The success of Face ID is notable in part because it bucks an industry trend. Android devices started to include broadly equivalent functionality but frequently lacked the same level of security as Apple’s solution. There would be horror stories about phones being unlocked by a photo of a device’s owner – and warnings were displayed on some handsets regarding the relative weakness of the system prior to use. By contrast, Apple’s Face ID utilizes a 3D model of your face, making ‘hacking’ it insanely difficult.

However, as we’re now aware, there has been a big downside to Apple going all-in with facial recognition: COVID. This is because lots of people now wear masks in public and Face ID cannot see through them. The result is having to revert to unlocking your iPhone manually by way of a passcode. This brings us back to aforementioned concerns regarding personal digital security, but it also makes the iPhone experience more awkward.

Put on a brave face

Over in Android land, COVID has been less of an issue, because few hardware manufacturers bet everything on facial recognition. Instead, they evolved fingerprint-based security. You’ll now often find Android smartphones that bake fingerprint recognition directly into the display, thereby neatly getting around the lack of a large button on modern ‘all screen’ smartphones. Suddenly, Apple finds itself at a disadvantage.

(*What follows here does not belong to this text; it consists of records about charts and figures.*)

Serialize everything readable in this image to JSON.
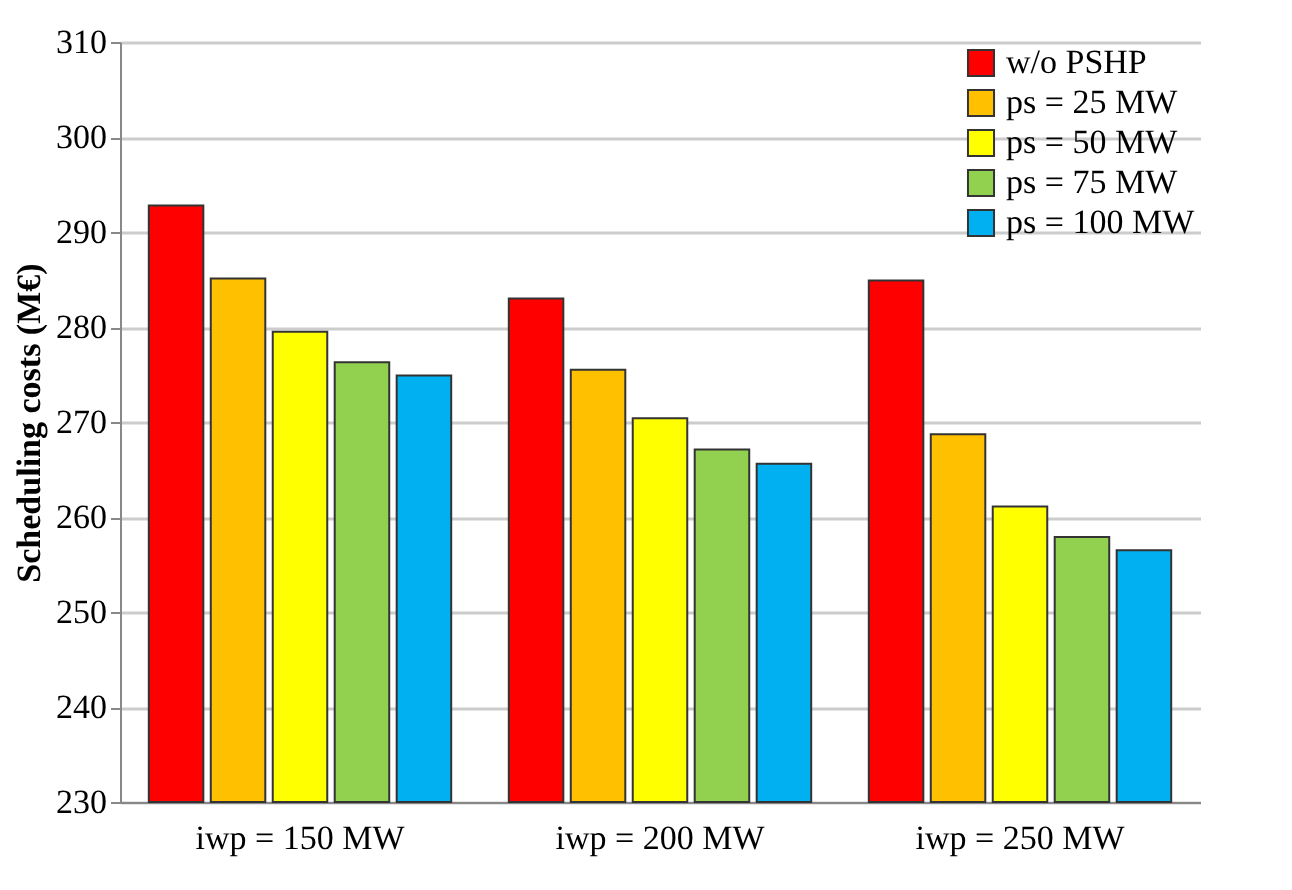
{
  "chart_data": {
    "type": "bar",
    "ylabel": "Scheduling costs (M€)",
    "categories": [
      "iwp = 150 MW",
      "iwp = 200 MW",
      "iwp = 250 MW"
    ],
    "series": [
      {
        "name": "w/o PSHP",
        "color": "#ff0000",
        "values": [
          292.8,
          283.0,
          284.9
        ]
      },
      {
        "name": "ps = 25 MW",
        "color": "#ffc000",
        "values": [
          285.1,
          275.5,
          268.7
        ]
      },
      {
        "name": "ps = 50 MW",
        "color": "#ffff00",
        "values": [
          279.5,
          270.4,
          261.1
        ]
      },
      {
        "name": "ps = 75 MW",
        "color": "#92d050",
        "values": [
          276.3,
          267.1,
          257.9
        ]
      },
      {
        "name": "ps = 100 MW",
        "color": "#00b0f0",
        "values": [
          274.9,
          265.6,
          256.5
        ]
      }
    ],
    "ylim": [
      230,
      310
    ],
    "yticks": [
      230,
      240,
      250,
      260,
      270,
      280,
      290,
      300,
      310
    ],
    "grid": "y",
    "legend": "top right"
  }
}
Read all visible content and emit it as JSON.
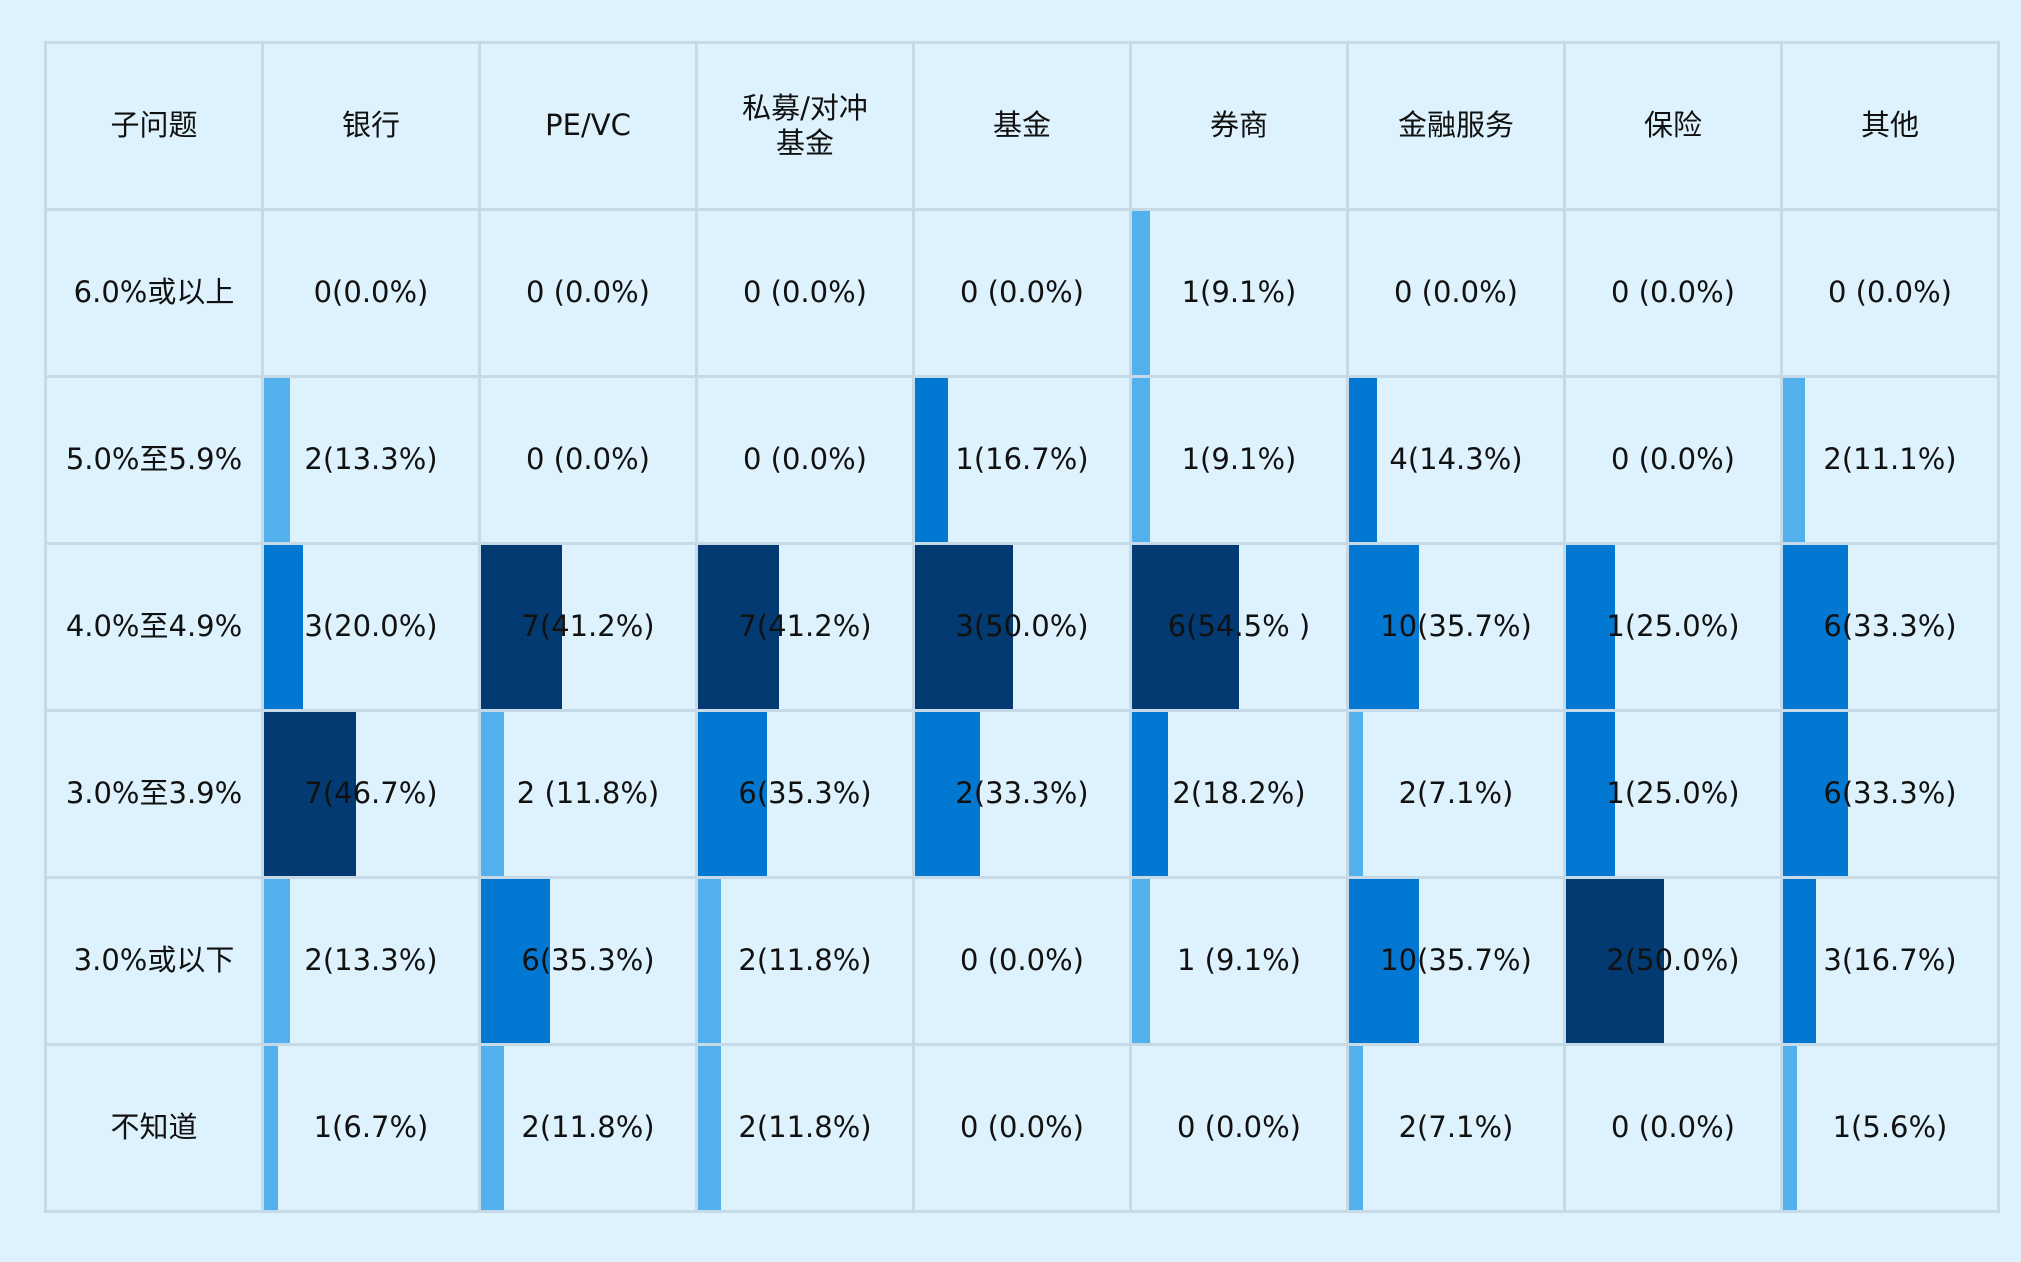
{
  "chart_data": {
    "type": "table",
    "headers": [
      "子问题",
      "银行",
      "PE/VC",
      "私募/对冲\n基金",
      "基金",
      "券商",
      "金融服务",
      "保险",
      "其他"
    ],
    "rows": [
      {
        "label": "6.0%或以上",
        "cells": [
          {
            "text": "0(0.0%)",
            "pct": 0.0
          },
          {
            "text": "0 (0.0%)",
            "pct": 0.0
          },
          {
            "text": "0 (0.0%)",
            "pct": 0.0
          },
          {
            "text": "0 (0.0%)",
            "pct": 0.0
          },
          {
            "text": "1(9.1%)",
            "pct": 9.1
          },
          {
            "text": "0 (0.0%)",
            "pct": 0.0
          },
          {
            "text": "0 (0.0%)",
            "pct": 0.0
          },
          {
            "text": "0 (0.0%)",
            "pct": 0.0
          }
        ]
      },
      {
        "label": "5.0%至5.9%",
        "cells": [
          {
            "text": "2(13.3%)",
            "pct": 13.3
          },
          {
            "text": "0 (0.0%)",
            "pct": 0.0
          },
          {
            "text": "0 (0.0%)",
            "pct": 0.0
          },
          {
            "text": "1(16.7%)",
            "pct": 16.7
          },
          {
            "text": "1(9.1%)",
            "pct": 9.1
          },
          {
            "text": "4(14.3%)",
            "pct": 14.3
          },
          {
            "text": "0 (0.0%)",
            "pct": 0.0
          },
          {
            "text": "2(11.1%)",
            "pct": 11.1
          }
        ]
      },
      {
        "label": "4.0%至4.9%",
        "cells": [
          {
            "text": "3(20.0%)",
            "pct": 20.0
          },
          {
            "text": "7(41.2%)",
            "pct": 41.2
          },
          {
            "text": "7(41.2%)",
            "pct": 41.2
          },
          {
            "text": "3(50.0%)",
            "pct": 50.0
          },
          {
            "text": "6(54.5% )",
            "pct": 54.5
          },
          {
            "text": "10(35.7%)",
            "pct": 35.7
          },
          {
            "text": "1(25.0%)",
            "pct": 25.0
          },
          {
            "text": "6(33.3%)",
            "pct": 33.3
          }
        ]
      },
      {
        "label": "3.0%至3.9%",
        "cells": [
          {
            "text": "7(46.7%)",
            "pct": 46.7
          },
          {
            "text": "2 (11.8%)",
            "pct": 11.8
          },
          {
            "text": "6(35.3%)",
            "pct": 35.3
          },
          {
            "text": "2(33.3%)",
            "pct": 33.3
          },
          {
            "text": "2(18.2%)",
            "pct": 18.2
          },
          {
            "text": "2(7.1%)",
            "pct": 7.1
          },
          {
            "text": "1(25.0%)",
            "pct": 25.0
          },
          {
            "text": "6(33.3%)",
            "pct": 33.3
          }
        ]
      },
      {
        "label": "3.0%或以下",
        "cells": [
          {
            "text": "2(13.3%)",
            "pct": 13.3
          },
          {
            "text": "6(35.3%)",
            "pct": 35.3
          },
          {
            "text": "2(11.8%)",
            "pct": 11.8
          },
          {
            "text": "0 (0.0%)",
            "pct": 0.0
          },
          {
            "text": "1 (9.1%)",
            "pct": 9.1
          },
          {
            "text": "10(35.7%)",
            "pct": 35.7
          },
          {
            "text": "2(50.0%)",
            "pct": 50.0
          },
          {
            "text": "3(16.7%)",
            "pct": 16.7
          }
        ]
      },
      {
        "label": "不知道",
        "cells": [
          {
            "text": "1(6.7%)",
            "pct": 6.7
          },
          {
            "text": "2(11.8%)",
            "pct": 11.8
          },
          {
            "text": "2(11.8%)",
            "pct": 11.8
          },
          {
            "text": "0 (0.0%)",
            "pct": 0.0
          },
          {
            "text": "0 (0.0%)",
            "pct": 0.0
          },
          {
            "text": "2(7.1%)",
            "pct": 7.1
          },
          {
            "text": "0 (0.0%)",
            "pct": 0.0
          },
          {
            "text": "1(5.6%)",
            "pct": 5.6
          }
        ]
      }
    ],
    "bar_scale_max_pct": 54.5,
    "bar_colors": {
      "very_light": "#89c8f5",
      "light": "#52b0ec",
      "medium": "#0378d2",
      "dark": "#043a72"
    }
  }
}
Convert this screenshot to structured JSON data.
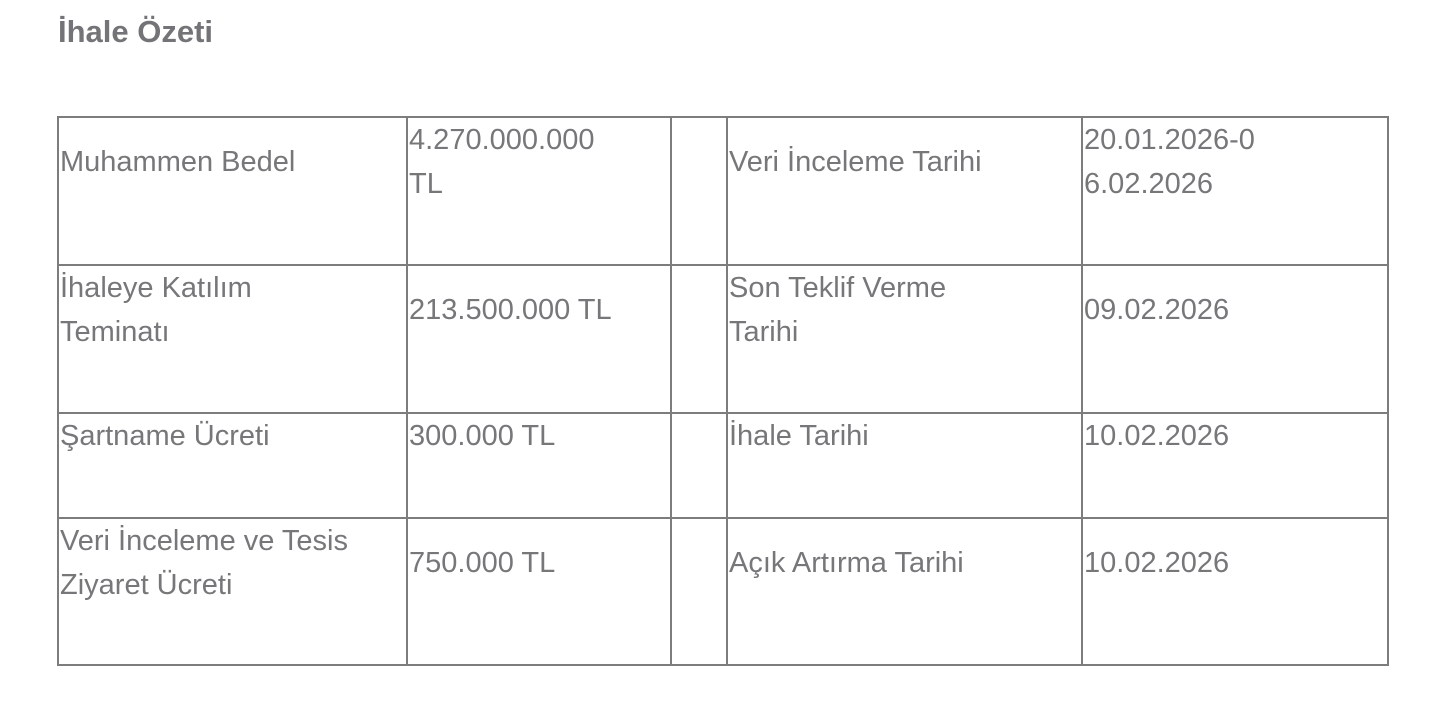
{
  "title": "İhale Özeti",
  "rows": [
    {
      "label1": "Muhammen Bedel",
      "value1": "4.270.000.000 TL",
      "label2": "Veri İnceleme Tarihi",
      "value2": "20.01.2026-06.02.2026"
    },
    {
      "label1": "İhaleye Katılım Teminatı",
      "value1": "213.500.000 TL",
      "label2": "Son Teklif Verme Tarihi",
      "value2": "09.02.2026"
    },
    {
      "label1": "Şartname Ücreti",
      "value1": "300.000 TL",
      "label2": "İhale Tarihi",
      "value2": "10.02.2026"
    },
    {
      "label1": "Veri İnceleme ve Tesis Ziyaret Ücreti",
      "value1": "750.000 TL",
      "label2": "Açık Artırma Tarihi",
      "value2": "10.02.2026"
    }
  ]
}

There are, however, three potential solutions available to the company. The most immediate requires the user have access to an Apple Watch. As of iOS 14.5 and watchOS 7.4, you’ll be able to allow your iPhone to unlock when you’re wearing a mask if your Apple Watch is also being worn at the time. This is great if you own an Apple Watch – but obviously isn’t going to help you if that’s not the case.

Lock to the future

Any more readily accessible option will require Apple to adjust its hardware to once again incorporate Touch ID. This already happened with the 2020 iPad Air, which unlike the iPad Pro lacks Face ID and instead integrates Touch ID into the power button. Alternatively, Apple could riff off Android devices and place a fingerprint sensor within the iPhone’s screen.

The first of those solutions is a better bet. It’s elegant and provides a clear target for your digit; moreover, Apple has the technology in place and it works. Although given that people might have grown used to holding their iPhone with a finger near or on the power button, Apple would have to ensure sufficient safeguards were in place for Touch ID payments. And regardless of the solution Apple chooses, there are cost implications in adding a second biometric security option to the iPhone.

Still, Apple’s never been about keeping prices down, and if upcoming iPhones have Face ID and Touch ID, that’s going to be beneficial to countless people in pure usability terms – although maybe not to their bank accounts.